A construction tech company that printed the walls of a 350-sq-ft “tiny house” in 48 hours in Austin, Texas, in March is now partnered with a nonprofit that aims to start printing walls for 800-sq-ft homes in El Salvador—in 24 hours for each—by the end of the year.

Based on current materials costs and with volume production, the finished cost of each home is expected to be $4,000.

The company’s main innovations are a robotic, gantry-style 3D printer that is large, mobile and intelligent enough to print a home, as well as a concrete recipe with the right handling and curing characteristics that’s simple enough to be locally sourced almost anywhere in the world.

“We’ve been at it for more than two years,” says Alex Le Roux, co-founder and engineer of ICON, about the development of the 3D printer his company calls the Vulcan. Made from aluminum, it can be moved by two people and runs on Gcode—a numerical control language commonly used to command machines in computer-aided manufacturing.

The Vulcan receives x-y-z coordinates with a value for the amount of material that needs to be placed in a 3D location, says Le Roux.

Site prep involves constructing a conventional slab-on-grade. Tracks are then placed on opposite edges of the slab for the printer to run on. Material is fed into a hopper, which has a level-detecting switch to measure the concrete supply, and the printer goes to work by maneuvering the gantry and nozzle to follow the coded placement instructions. Steel reinforcing is placed during the process by hand. Conventional methods are used for installing the roof, windows, doors, and electrical and plumbing elements.

“All the motors that run the machine are electric servos,” says Le Roux, which means the machine is light on DC power consumption. It can run on an 8-kW portable generator, Le Roux adds. The printer has printed about 5 linear inches of wall course per second in a horizontal direction.

ICON was spawned by Saturn Five, an Austin-based venture capital fund.
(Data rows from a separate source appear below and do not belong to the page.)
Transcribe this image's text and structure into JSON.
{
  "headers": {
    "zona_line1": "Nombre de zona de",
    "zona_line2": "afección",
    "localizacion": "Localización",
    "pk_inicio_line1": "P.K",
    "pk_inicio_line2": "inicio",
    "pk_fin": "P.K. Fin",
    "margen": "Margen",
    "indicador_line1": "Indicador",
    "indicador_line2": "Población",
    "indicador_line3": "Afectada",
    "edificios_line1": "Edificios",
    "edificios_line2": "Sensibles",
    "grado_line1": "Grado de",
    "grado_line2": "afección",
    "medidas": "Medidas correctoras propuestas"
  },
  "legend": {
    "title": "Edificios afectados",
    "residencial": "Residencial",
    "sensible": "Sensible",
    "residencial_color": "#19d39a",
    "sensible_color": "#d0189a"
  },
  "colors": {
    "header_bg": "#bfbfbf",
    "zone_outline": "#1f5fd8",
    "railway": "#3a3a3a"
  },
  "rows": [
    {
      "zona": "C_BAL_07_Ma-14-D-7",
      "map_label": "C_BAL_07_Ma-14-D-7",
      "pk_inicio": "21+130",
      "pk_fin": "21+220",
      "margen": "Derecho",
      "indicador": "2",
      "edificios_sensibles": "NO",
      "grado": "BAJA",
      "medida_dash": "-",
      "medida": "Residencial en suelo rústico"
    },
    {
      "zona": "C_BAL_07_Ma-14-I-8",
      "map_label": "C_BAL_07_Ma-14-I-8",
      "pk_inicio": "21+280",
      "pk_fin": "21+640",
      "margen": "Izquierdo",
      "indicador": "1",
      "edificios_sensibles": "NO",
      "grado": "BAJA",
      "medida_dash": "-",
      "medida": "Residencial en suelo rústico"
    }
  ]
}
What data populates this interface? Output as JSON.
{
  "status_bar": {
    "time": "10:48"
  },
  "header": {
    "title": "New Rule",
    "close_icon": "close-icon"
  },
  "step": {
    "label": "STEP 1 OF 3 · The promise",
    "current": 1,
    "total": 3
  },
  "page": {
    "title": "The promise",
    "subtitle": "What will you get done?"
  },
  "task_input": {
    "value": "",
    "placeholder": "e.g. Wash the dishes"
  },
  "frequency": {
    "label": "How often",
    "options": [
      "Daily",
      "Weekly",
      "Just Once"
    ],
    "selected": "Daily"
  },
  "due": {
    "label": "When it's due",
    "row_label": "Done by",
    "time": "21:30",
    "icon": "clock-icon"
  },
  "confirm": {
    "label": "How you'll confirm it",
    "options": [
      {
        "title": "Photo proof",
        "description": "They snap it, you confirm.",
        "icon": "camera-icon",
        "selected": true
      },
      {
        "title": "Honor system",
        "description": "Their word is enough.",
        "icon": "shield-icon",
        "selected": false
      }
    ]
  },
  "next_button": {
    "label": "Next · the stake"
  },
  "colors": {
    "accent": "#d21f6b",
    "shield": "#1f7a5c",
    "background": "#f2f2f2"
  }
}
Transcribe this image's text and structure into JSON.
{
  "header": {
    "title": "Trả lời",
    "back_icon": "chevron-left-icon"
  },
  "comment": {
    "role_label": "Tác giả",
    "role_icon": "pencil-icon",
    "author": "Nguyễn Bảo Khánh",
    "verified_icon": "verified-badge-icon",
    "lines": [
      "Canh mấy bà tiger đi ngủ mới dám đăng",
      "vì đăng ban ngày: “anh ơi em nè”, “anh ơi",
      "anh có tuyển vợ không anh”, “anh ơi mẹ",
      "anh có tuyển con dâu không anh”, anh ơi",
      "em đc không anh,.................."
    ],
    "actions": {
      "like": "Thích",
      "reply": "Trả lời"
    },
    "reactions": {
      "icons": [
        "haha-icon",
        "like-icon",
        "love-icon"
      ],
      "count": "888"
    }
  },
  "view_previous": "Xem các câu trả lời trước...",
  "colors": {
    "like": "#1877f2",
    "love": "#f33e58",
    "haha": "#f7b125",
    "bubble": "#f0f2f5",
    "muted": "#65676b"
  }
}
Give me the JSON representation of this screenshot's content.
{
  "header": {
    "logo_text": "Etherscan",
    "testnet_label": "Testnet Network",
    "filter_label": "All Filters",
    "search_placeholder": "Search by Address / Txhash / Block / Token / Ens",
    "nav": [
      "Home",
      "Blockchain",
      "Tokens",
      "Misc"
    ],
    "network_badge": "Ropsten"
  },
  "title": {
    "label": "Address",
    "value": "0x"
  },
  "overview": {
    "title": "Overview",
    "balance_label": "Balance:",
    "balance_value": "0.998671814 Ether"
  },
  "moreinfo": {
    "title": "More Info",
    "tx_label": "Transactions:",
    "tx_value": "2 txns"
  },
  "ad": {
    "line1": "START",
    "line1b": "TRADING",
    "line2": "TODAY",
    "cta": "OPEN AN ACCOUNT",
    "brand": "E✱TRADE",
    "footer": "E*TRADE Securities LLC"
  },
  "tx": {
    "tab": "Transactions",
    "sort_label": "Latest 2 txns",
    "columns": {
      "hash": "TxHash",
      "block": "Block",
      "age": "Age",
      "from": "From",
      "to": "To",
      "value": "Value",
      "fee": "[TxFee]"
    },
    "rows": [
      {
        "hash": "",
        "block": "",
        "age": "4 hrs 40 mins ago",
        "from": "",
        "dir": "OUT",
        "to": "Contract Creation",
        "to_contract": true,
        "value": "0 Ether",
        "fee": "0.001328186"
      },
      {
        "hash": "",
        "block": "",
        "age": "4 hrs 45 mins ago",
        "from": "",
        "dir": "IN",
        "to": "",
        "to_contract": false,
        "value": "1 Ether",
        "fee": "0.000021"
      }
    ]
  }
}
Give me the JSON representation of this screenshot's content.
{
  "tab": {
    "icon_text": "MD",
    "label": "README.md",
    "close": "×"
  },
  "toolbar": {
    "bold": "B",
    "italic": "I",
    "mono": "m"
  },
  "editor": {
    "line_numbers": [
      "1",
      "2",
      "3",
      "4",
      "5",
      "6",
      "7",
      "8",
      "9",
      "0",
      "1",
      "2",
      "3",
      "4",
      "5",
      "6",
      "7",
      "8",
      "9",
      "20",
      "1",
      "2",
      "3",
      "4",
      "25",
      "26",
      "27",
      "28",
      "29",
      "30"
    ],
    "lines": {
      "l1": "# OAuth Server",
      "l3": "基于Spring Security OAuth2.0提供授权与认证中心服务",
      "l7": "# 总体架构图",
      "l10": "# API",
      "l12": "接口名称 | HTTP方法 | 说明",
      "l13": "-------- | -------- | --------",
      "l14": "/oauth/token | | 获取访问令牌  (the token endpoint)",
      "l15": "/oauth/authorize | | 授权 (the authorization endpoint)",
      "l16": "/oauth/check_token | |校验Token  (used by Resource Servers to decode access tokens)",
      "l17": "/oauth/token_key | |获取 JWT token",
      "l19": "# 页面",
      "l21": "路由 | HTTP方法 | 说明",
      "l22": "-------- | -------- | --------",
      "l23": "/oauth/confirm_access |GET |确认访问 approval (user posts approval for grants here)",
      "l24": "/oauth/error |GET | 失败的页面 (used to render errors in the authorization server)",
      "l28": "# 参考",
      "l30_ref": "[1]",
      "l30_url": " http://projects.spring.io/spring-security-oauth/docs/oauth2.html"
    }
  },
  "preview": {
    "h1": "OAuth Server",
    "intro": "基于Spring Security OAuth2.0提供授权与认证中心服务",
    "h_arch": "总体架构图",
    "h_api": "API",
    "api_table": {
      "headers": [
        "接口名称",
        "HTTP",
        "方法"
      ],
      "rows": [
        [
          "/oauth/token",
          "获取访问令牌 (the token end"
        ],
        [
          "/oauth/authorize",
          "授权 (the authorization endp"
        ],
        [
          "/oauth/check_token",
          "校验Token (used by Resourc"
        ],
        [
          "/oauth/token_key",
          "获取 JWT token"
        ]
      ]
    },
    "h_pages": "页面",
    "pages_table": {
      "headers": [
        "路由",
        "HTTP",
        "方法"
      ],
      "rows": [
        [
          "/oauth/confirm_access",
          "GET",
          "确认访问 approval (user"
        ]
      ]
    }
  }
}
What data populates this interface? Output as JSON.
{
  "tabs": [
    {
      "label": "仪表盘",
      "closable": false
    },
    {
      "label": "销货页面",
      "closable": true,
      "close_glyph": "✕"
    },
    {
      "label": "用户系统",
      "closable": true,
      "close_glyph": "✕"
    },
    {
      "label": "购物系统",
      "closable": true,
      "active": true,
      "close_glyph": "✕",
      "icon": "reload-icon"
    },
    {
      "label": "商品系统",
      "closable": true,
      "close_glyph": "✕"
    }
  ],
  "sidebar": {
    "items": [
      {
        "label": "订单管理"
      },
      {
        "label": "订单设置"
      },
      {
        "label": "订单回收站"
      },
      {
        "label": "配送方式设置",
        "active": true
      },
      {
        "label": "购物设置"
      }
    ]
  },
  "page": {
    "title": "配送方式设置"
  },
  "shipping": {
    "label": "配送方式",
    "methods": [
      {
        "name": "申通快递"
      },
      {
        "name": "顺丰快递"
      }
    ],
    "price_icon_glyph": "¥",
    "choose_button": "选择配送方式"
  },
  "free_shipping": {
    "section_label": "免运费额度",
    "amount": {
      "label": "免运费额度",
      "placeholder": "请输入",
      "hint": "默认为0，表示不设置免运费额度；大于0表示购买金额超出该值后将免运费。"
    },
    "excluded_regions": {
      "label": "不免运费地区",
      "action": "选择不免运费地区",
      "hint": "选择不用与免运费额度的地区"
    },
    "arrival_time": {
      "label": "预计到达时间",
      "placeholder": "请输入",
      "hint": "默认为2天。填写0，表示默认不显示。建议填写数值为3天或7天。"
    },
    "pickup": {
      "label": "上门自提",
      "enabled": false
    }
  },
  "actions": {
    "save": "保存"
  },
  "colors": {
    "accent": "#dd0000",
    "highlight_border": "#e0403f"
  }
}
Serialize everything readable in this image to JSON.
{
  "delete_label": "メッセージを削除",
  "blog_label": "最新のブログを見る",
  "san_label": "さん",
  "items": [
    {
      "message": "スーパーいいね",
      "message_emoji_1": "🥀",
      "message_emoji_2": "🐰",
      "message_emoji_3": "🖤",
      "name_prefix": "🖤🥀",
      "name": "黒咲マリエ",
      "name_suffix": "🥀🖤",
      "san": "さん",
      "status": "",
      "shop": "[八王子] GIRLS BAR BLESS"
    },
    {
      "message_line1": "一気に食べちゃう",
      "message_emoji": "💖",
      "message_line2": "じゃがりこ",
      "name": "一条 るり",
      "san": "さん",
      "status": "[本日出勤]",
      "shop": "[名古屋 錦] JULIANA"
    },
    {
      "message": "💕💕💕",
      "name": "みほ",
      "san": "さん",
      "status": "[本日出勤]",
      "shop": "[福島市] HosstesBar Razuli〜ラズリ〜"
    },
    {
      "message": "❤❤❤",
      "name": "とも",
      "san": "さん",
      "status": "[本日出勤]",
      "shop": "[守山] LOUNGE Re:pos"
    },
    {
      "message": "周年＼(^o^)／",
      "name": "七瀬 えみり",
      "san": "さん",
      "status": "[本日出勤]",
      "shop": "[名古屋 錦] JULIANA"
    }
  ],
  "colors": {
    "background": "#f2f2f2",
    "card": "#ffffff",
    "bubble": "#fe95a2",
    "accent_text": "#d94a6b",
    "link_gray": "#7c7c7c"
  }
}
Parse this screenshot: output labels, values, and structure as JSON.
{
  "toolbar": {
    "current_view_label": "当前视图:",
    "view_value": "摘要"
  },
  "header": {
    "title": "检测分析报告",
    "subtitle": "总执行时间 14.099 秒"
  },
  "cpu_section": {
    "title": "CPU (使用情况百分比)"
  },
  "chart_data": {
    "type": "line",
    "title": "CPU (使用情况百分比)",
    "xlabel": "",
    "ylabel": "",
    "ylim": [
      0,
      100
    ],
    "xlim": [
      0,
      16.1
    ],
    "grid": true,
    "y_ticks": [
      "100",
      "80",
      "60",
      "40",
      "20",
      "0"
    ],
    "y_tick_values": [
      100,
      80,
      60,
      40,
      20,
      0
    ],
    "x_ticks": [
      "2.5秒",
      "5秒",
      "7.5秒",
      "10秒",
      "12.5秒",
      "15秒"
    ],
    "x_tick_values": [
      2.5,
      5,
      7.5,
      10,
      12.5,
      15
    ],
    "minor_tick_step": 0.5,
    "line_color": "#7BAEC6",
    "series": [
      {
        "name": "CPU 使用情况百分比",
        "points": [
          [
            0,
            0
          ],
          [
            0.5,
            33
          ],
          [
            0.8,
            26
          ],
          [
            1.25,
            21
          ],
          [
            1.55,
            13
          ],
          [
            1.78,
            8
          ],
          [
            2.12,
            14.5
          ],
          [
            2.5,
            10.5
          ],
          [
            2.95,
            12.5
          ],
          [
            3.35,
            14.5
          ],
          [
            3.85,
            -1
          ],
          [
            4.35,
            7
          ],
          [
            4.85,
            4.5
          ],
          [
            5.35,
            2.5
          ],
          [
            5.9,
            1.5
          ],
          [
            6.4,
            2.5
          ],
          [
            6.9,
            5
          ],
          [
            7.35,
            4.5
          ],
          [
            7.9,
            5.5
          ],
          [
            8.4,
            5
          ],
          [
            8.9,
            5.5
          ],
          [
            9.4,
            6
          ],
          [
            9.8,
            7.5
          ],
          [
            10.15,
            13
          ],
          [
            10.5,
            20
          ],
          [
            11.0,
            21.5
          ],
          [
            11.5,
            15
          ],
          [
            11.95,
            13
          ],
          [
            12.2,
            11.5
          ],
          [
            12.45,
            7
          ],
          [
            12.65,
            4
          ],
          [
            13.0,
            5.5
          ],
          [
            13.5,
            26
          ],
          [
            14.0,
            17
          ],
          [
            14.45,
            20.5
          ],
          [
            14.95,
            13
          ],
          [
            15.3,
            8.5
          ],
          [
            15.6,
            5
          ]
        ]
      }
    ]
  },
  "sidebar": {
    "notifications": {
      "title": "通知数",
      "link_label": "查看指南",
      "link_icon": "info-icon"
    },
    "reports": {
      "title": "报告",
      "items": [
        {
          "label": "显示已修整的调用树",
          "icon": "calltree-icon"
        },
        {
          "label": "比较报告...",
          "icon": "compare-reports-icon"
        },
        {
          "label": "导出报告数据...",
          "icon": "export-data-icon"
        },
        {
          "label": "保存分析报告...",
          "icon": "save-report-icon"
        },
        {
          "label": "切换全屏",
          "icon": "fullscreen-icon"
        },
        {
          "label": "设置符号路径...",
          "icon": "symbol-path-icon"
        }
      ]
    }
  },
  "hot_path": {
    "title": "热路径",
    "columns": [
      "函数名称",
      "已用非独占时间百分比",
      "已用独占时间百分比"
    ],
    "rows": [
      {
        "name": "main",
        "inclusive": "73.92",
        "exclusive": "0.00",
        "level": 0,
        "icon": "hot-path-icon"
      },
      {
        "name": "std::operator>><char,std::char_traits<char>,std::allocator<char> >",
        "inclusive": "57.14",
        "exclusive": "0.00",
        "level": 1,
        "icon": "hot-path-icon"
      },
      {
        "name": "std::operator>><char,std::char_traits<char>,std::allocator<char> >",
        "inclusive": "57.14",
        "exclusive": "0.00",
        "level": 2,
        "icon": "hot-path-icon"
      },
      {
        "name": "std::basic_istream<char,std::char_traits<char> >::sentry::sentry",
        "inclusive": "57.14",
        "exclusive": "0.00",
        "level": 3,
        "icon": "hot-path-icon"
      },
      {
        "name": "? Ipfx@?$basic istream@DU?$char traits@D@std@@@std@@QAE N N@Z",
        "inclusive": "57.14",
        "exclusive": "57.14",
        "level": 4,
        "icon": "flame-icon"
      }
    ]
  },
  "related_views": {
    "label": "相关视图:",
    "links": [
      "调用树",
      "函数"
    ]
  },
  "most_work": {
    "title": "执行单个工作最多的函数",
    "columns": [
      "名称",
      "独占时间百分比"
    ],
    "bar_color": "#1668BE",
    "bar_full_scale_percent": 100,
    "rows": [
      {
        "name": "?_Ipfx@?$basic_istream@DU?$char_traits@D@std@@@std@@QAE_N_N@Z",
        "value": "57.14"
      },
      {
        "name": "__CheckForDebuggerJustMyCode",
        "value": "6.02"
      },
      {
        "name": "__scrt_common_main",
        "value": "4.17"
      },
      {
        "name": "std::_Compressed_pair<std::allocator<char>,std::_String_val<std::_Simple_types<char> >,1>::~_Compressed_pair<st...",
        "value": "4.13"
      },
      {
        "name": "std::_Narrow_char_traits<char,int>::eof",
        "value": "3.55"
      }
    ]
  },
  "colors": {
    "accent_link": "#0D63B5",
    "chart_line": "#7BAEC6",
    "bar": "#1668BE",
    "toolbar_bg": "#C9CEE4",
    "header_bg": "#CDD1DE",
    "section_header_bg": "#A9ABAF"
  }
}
It describes the startup as “disrupting the home building market with advanced robotics.”

Le Roux says other companies have printed buildings, but success depends on getting several things right: “The first is that our buildings are permitted,” he says, and claims ICON is the only one in the U.S. to have done that. “A second is that our building looks beautiful,” he says.

A third component of success is getting the right mix, Le Roux continues. ICON developed a small-aggregate cementatious mix with the help of Wiss, Janney, Elstner Associates Inc., Northbrook, Ill. The mixture needs to have the right extrudability to be piped through the machine and its nozzle, but it also needs low enough viscosity to set up with little slump.

Le Roux wouldn’t reveal specifics about the mixture, but Transtec Group Inc., which consulted with ICON but didn’t have a part in the final mixture compound, weighed in.

“We recommended three base mix designs as a starting point and suggested trial batching and testing, first for extrudability, uniformity, strength and set-time,” says Sabrina I. Garber, the Transtec project manager. “I do not know what final strengths were achieved, but anticipate strength to be in excess of 5000 psi.”

ICON’s business partner, a nonprofit called New Story, is purposed to build hundreds of homes in disadvantaged areas of the world. “The idea from the beginning was to bring this to the developing world,” says Le Roux. “We put constraints on ourselves to only use materials [for the mix] that we could find most places in the world.”